Problem with DataReaderBootstrap in current master

I am loading the same MC sample for 4 different orientations in my SDME analysis. I wanted to profit from the recent PR #37 to reuse the memory, but I see a segmentation violation connected to the bootstrap data reader with the current master:

===========================================================
#5 0x000000000049a072 in ROOTDataReaderBootstrap::~ROOTDataReaderBootstrap (this=0x7ffdb8176800, __in_chrg=) at libraries/AMPTOOLS_DATAIO/ROOTDataReaderBootstrap.cc:93
#6 0x000000000043a4d2 in main (argc=, argv=) at programs/AmplitudeAnalysis/fit/fit.cc:307

Interestingly enough, this happens even without requesting the bootstrap data reader. Here are two config files:
/work/halld2/home/aaustreg/tmp/4matt/bootstrap/BS_123.cfg (for bootstrapping)
/work/halld2/home/aaustreg/tmp/4matt/bootstrap/test.cfg (standard fit)

The crash happens with and without gpu acceleration. It works without problems for the latest release 0.13.1.

How does scale work in the config file?

It is not clear how the scale keyword in the configuration file works. I have a amplitude like this

T_tot = a_1 * T_1 + a_2 * T_2

where Ts are my amplitudes and as are the coefficients. It turns out the fitted results depend on the number of events I have, i.e. more events produce larger fitted coefficients. What I want to do is to keep the magnitude of as normalized but I am not sure if this is possible with the scale keyword.

likelihood in ATI is not complete

It looks like the likelihood return by the AmpToolsInterface is not the full likelihood in some cases. It sums the likelihood contributions for various reactions. But there may be contributions to the likelihood from GaussianBound parameters or user-defined likelihood contributions. These will not be included.

Acceptance-corrected Yield in the plotter

To evaluate the fit quality (for example, for SDME analyses), measured distributions and MC distributions weighted with fit results are compared as seen in FIG. 6 in
https://halldweb.jlab.org/DocDB/0055/005576/015/Paper_Draft__rho_SDMEs_2233003.pdf

But at least for this rho-meson analysis, the distributions are determined mainly by acceptance effects and it's very hard to tell whether the fit is really good or not by just seeing this comparison.
I think the comparison between the acceptance-corrected yield and the model is somehow better when it comes to the evaluation of the fit.
Here,

acceptance = (#accepted MC events weighted with fit results) / ($generated MC events weighted with fit results)
the model = generated MC event distribution weighted with fit results

For example, in the plot c) of FIG. 6 in the above rho-meson paper draft, this comparison gives an impression that the fit works well because the discrepancy looks small. But in fact, when you check the acceptance-corrected yield vs the model, clear systematic discrepancies are observed.

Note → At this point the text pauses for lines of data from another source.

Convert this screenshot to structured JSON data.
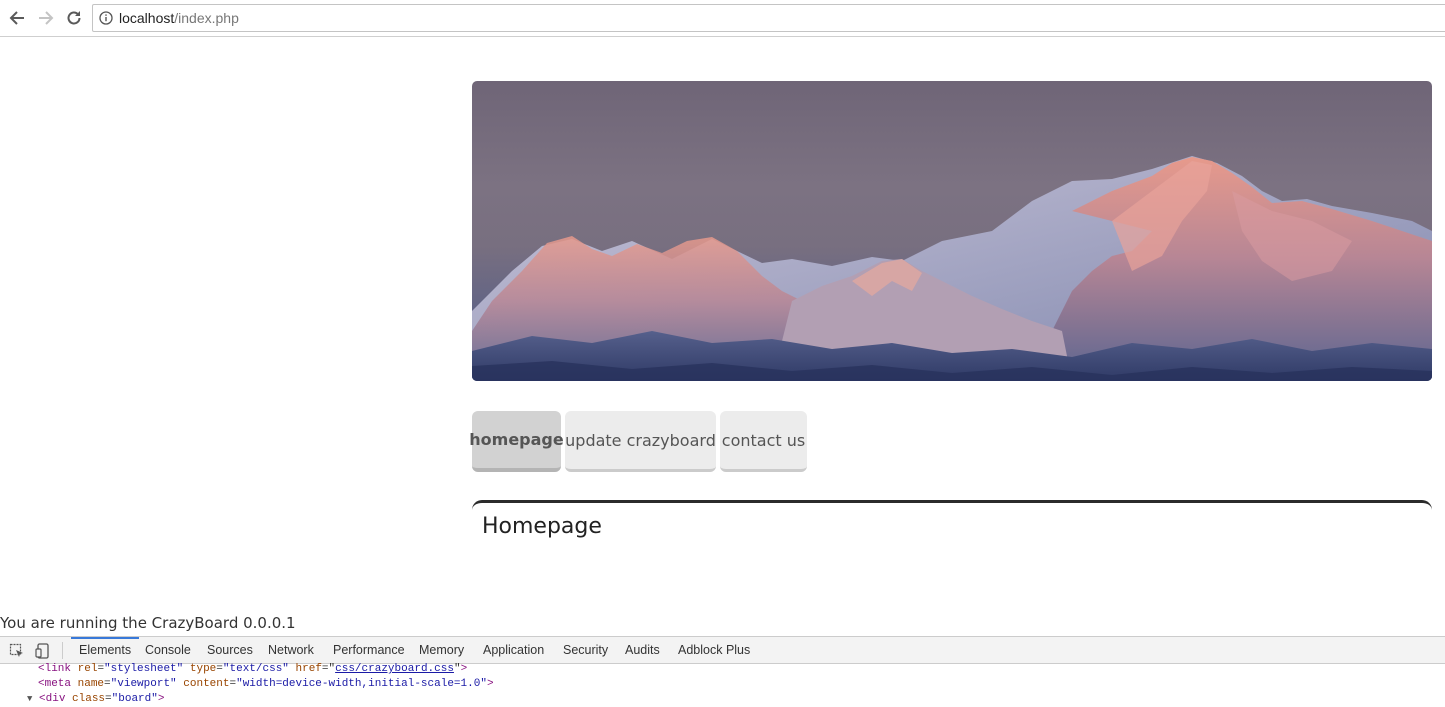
{
  "browser": {
    "url_host": "localhost",
    "url_path": "/index.php",
    "icons": [
      "back-arrow-icon",
      "forward-arrow-icon",
      "reload-icon",
      "info-icon"
    ]
  },
  "page": {
    "menu": [
      {
        "label": "homepage",
        "active": true
      },
      {
        "label": "update crazyboard",
        "active": false
      },
      {
        "label": "contact us",
        "active": false
      }
    ],
    "title": "Homepage",
    "footer_note": "You are running the CrazyBoard 0.0.0.1",
    "colors": {
      "tab_bg": "#ececec",
      "tab_active_bg": "#d2d2d2",
      "content_border": "#2b2b2b"
    }
  },
  "devtools": {
    "tabs": [
      "Elements",
      "Console",
      "Sources",
      "Network",
      "Performance",
      "Memory",
      "Application",
      "Security",
      "Audits",
      "Adblock Plus"
    ],
    "active_tab": "Elements",
    "icons": [
      "inspect-element-icon",
      "device-toolbar-icon"
    ],
    "source_lines": {
      "link": {
        "tag_open": "<link",
        "rel_attr": "rel",
        "rel_val": "\"stylesheet\"",
        "type_attr": "type",
        "type_val": "\"text/css\"",
        "href_attr": "href",
        "href_val": "css/crazyboard.css",
        "tag_close": ">"
      },
      "meta": {
        "tag_open": "<meta",
        "name_attr": "name",
        "name_val": "\"viewport\"",
        "content_attr": "content",
        "content_val": "\"width=device-width,initial-scale=1.0\"",
        "tag_close": ">"
      },
      "div": {
        "tag_open": "<div",
        "class_attr": "class",
        "class_val": "\"board\"",
        "tag_close": ">"
      }
    }
  }
}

In short, I think it's better to check this acceptance-corrected yield ( = ( data - background ) / acceptance ) in the plotter, and what is the easiest way to achieve this?

I'd like to hear your opinions and raise this feature request if this is not implemented.
Thanks!

Keigo Mizutani

problems with checks on weights in MPI jobs

When running MPI jobs the checks on sums of weights in the dataTerm() method of the Likelihood calculator get applied to the subset of events on the particular node. In reality, they should only be applied to the sums over all nodes on the leader job.

avoid loading and unloading MC when doing successive fits

If one is doing many fits in succession, trying to "finalize" each fit will force a flush/reload of the MC. For some applications, there is a non-trivial amount of time needed to load data. If there is sufficient memory, there is no need to flush the MC once loaded. In addition there are reports of GPU malloc errors after many iterations. Perhaps GPU device memory becomes fragmented and there no large blocks available as needed for some calculations. The code should be modified to allow the generated MC to be persistent in memory.

write out fit results as fit proceeds

Add an option that will write out the FitResults text file periodically during a long fit.